Fue Sylvia. Mujer humilde y pobre; en sus treinta, madre soltera de dos. Había perdido a su tercera hija por lo que creía era una impericia médica del obstetra que atendió su parto. Tenía razón. Consulté el caso con un perito médico quien además me dijo que creía que el expediente había sido alterado. Conseguí un perito examinador de documentos que confirmó sus sospechas y las mías. Muy temprano en mi carrera me di con la dura realidad de que algunos médicos negligentes, además de ocasionar daños con sus actuaciones u omisiones, alteran o falsifican los records médicos para, de esa manera, intentar ocultar su impericia. Inexperto en la materia, pero informes periciales bajo el brazo, no pasó mucho tiempo antes de que la parte demandada optara por ofrecer transigir la reclamación. Así concluyó el caso. El dinero obtenido por mi cliente en esa transacción le valió poder adquirir un hogar que sustituyó la casa destartalada donde solía vivir con sus dos hijos en la zona rural de mi pueblo. Ese caso - y su contenido moral - me atrapó de por vida.

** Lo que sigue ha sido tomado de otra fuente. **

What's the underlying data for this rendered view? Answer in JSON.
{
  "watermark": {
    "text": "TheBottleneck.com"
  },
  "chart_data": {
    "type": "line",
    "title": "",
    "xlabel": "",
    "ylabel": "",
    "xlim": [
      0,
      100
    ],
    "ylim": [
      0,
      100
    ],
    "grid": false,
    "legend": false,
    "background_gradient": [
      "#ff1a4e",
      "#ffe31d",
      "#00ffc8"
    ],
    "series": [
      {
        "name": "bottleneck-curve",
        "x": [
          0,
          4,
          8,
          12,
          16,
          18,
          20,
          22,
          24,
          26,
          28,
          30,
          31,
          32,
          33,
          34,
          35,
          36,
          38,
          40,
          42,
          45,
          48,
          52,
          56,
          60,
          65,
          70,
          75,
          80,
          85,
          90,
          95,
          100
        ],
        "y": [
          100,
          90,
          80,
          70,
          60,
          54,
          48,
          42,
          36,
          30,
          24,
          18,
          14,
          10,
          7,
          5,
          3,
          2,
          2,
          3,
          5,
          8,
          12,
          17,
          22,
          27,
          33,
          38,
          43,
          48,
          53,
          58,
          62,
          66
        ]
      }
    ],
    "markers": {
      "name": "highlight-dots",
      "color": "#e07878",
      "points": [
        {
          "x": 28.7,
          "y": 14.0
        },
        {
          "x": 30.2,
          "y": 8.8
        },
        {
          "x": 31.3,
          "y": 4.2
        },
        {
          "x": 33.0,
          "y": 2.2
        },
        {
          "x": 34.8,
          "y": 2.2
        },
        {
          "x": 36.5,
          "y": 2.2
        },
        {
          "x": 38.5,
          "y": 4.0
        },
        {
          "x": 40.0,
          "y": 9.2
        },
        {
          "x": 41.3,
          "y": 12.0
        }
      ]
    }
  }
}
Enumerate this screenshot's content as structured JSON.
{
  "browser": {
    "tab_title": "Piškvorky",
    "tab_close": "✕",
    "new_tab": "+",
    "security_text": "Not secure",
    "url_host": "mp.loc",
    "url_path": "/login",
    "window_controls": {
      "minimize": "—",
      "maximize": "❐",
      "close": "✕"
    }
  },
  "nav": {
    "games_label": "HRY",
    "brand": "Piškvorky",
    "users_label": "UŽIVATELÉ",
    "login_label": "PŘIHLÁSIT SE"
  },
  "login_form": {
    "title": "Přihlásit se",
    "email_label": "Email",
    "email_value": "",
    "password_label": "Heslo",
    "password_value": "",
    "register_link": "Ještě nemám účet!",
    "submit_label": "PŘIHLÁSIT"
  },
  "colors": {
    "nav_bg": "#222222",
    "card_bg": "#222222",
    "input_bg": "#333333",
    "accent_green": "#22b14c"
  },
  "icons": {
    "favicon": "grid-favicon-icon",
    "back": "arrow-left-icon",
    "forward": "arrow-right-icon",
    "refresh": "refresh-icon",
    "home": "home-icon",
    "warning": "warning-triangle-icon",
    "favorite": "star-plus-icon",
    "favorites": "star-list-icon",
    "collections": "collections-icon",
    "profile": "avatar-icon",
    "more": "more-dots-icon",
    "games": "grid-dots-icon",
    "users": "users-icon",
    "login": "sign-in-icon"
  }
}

Hubiese querido desde ese momento dedicar todos mis esfuerzos profesionales a proteger los derechos de las víctimas de impericia médica en los tribunales. No había muchos casos de esa naturaleza en mi pueblo de San Lorenzo, así que, para poder sostener mi familita que recién comenzaba, seguí practicando el derecho en general. Se corrió la voz y con el tiempo comenzaron a llegar a mi oficina otros casos de impericia médico-hospitalaria. Fue así como pude enfocar mi carrera profesional principalmente hacia esa dirección, hasta hoy día que solo eso hago.
Volviendo al tema del prejuicio y siendo Viernes Santo el día en que escribo estas letras- confieso nuevamente que estoy prejuiciado: a favor de los pacientes y sus familiares que creen que han resultado víctimas de impericia médico-hospitalaria. Tengo, bien incrustado, el tipo de prejuicio que los médicos también deberían tener: a favor de sus pacientes pero, desafortunadamente, muchos no lo tienen. Al final del día protegen con celo extremo su peculio, poniendo este interés particular – también el de su familia- por encima del de la salud de sus pacientes. Justo o no; cada cual mira su entorno con su propio prisma. Verlos llorar emocionados cuando reciben un veredicto judicial a su favor me hace comprender que ese interés puede llegar a ser tan importante y vital para ellos, como aquel de una víctima o su familiar que busca la retribución de sus daños.
Puedo comprender a los médicos que son demandados, independientemente del mérito de la demanda o de que sus posiciones estén encontradas con las de mis clientes. Aunque me cuesta mucho trabajo aceptarlo sumisamente, me creo capaz de entender a los jueces que en el pasado han representado médicos u hospitales en su práctica privada o que tienen médicos en su entorno familiar y su prejuicio se trasluce abiertamente en sus distintas actuaciones desde el estrado, cuando les toca entender en un caso de impericia médico-hospitalaria.
La óptica que permea la vida se caracteriza por tener distintas tonalidades de color; la vida no es blanco y negro. Puedo entender y respeto igual a los colegas que representan exclusivamente a los médicos y a aquellos que, incluso, pueden representar indistintamente las dos vertientes de la ecuación médico-paciente. Cada cual con sus distintos sombreros. Cuando esa posibilidad se me plantea, prefiero referir el asunto a uno que pueda hacerlo sin mayores problemas y complicaciones mentales.
Pienso que igual sucede con alguien que ha dedicado su vida al trabajo en una fiscalía, encausando criminalmente a victimarios y representando a las víctimas de delito. De pronto se encuentran fuera de esa posición y se sienten un tanto perdidos al estar al otro lado de la cancha. Yo lo estaría; pero confieso estar prejuiciado.